Bijan Sheibani on Our Class
2 Oct, Cottesloe
The director discusses his production of the new play by Tadeusz Slobodzianek.

Roald Dahl Day with Quentin Blake and friends
3 Oct, 10.30am, Olivier
To celebrate the fourth annual Roald Dahl Day, his principal illustrator Quentin Blake once again draws live on stage, and is joined by actors reading from Dahl’s work.

Michael Palin
6 Oct, Olivier
In the second volume of his diaries, Halfway to Hollywood, the scriptwriter, comedian, novelist, TV presenter, actor and playwright, Michael Palin, looks back with his customary wit and enthusiasm on the decade that took him from the end of the Pythons, via A Fish Called Wanda and A Private Function to the beginnings of Around the World in 80 Days.

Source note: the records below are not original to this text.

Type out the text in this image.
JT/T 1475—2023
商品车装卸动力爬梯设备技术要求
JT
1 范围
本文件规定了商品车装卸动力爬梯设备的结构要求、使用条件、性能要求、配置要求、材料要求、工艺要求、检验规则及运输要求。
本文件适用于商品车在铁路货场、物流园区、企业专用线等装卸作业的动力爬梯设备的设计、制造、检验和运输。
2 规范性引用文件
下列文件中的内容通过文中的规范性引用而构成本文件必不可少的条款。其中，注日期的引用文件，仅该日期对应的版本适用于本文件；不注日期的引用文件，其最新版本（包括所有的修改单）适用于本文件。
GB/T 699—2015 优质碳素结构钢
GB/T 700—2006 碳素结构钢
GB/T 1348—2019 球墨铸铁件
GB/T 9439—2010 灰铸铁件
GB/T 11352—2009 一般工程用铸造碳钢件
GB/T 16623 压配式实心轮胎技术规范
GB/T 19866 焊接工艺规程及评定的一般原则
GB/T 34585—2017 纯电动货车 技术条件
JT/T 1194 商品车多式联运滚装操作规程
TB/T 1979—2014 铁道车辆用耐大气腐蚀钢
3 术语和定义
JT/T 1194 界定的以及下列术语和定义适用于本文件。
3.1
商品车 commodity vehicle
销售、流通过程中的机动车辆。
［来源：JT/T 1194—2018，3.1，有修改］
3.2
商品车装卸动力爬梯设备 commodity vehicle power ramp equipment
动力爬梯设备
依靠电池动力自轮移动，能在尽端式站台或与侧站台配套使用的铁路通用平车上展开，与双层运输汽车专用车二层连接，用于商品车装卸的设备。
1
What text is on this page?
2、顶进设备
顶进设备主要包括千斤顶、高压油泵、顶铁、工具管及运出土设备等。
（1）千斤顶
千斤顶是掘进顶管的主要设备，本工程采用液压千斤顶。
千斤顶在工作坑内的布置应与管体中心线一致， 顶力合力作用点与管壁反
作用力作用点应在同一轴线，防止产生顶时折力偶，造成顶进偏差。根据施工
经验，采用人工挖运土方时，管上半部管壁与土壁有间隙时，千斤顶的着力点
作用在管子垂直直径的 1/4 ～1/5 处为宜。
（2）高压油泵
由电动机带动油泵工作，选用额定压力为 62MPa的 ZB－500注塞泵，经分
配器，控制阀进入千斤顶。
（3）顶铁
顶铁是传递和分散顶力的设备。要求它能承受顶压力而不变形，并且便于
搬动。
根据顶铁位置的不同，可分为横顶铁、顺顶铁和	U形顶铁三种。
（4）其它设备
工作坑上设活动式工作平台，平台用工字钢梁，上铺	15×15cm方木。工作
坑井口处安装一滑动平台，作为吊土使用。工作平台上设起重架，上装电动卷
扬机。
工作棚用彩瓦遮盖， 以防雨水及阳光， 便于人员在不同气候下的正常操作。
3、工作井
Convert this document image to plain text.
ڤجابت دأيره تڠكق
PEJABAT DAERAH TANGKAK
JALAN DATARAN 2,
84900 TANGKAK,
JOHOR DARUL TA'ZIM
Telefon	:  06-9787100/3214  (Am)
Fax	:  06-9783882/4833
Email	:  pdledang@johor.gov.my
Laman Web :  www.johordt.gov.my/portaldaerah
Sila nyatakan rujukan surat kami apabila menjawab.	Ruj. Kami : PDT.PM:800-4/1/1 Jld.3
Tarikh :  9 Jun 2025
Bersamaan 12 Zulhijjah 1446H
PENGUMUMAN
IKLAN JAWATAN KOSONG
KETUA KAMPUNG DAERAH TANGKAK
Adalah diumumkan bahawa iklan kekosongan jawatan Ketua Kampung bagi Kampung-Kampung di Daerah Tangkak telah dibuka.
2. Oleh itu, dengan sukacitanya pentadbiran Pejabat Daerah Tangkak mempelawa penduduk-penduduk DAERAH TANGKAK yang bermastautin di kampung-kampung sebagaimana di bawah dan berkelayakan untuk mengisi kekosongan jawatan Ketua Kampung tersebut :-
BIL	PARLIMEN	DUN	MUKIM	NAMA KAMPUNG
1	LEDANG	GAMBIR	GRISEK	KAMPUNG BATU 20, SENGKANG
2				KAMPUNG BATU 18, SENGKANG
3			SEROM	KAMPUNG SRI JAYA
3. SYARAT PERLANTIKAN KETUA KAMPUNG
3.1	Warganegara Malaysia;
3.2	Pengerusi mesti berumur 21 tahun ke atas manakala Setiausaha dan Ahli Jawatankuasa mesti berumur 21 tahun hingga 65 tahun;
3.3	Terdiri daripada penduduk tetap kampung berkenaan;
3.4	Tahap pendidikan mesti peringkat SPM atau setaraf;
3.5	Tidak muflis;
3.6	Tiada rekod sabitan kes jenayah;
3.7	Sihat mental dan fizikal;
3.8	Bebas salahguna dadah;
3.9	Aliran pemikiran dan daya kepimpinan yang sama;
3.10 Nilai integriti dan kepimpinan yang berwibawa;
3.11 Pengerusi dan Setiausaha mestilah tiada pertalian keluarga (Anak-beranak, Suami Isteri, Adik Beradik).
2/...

Fiona Shaw and Deborah Warner on Mother Courage
8 Oct, Olivier
As they take on Brecht in the Olivier, Fiona Shaw and Deborah Warner discuss their latest collaboration.

Gregory Doran
9 Oct, Cottesloe
Lovingly compiled by RSC associate director Gregory Doran, The Shakespeare Almanac is a cornucopia of the family occasions, changing seasons, local customs and global events that made up Shakespeare’s world, illustrated with quotations from his plays and poetry.